In Emergic.org Rajesh Jain quotes Mathieu Balez on good god Google and the emerging scene of the computing world. Specifically he says:
You will literally no longer need any software running on your local computer (except the Google Web-browser of course, and a network connection). The computing experience will involve booting your computer, logging into the net, and having access to all your programs (and most of your data) which will reside happily in the ether - all protected and secure, we will be assured, by the good god Google.
This is a scary proposition as this entails your personal information being available to a private enterprise. This is true for most mails hosted on web servers like hotmail, gmail and many others. Google goes a step forward and scans these emails to generate revenue for that 2GB of mail storage. And personally i am okay with using gmail for my personal emails.
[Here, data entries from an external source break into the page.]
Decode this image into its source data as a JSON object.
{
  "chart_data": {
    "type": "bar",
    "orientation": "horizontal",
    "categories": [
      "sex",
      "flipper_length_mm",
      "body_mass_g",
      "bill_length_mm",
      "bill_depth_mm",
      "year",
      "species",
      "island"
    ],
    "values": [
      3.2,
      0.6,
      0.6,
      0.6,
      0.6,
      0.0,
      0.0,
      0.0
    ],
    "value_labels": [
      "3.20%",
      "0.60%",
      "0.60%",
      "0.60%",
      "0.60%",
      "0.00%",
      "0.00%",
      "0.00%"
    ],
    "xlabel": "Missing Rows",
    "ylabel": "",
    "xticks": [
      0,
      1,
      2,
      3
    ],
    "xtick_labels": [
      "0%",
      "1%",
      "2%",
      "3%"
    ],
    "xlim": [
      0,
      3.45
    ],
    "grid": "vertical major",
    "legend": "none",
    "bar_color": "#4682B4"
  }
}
Afterall there is little information contained in my personal mails that will hurt me if made public or otherwise. However there is a real danger of complacency kicking in. Once you make a web mail as your preferred mailing service its very easy to go ahead and use that for creating accounts for your banking transactions, and other such information that you would rather keep protected and safe somewhere with you.
But were the possibilities cited above to come alive, what then happens to all of your data. All files that you keep, all pictures and everything that is personal, and would be embarassing if not downright damaging in some way or the other, were this informaiton to become public? Either through malicious intent or because some hacker was able to access your information stored in a public server; or worse still a malfunction in the security setup of this web OS.
Would you then be able to trust such an operating system and replace your existing OS with such a web based system where the security, though guaranteed, may not provide peace of mind. Guess so, after all financial transactions over the highly insecure internet has become a reality.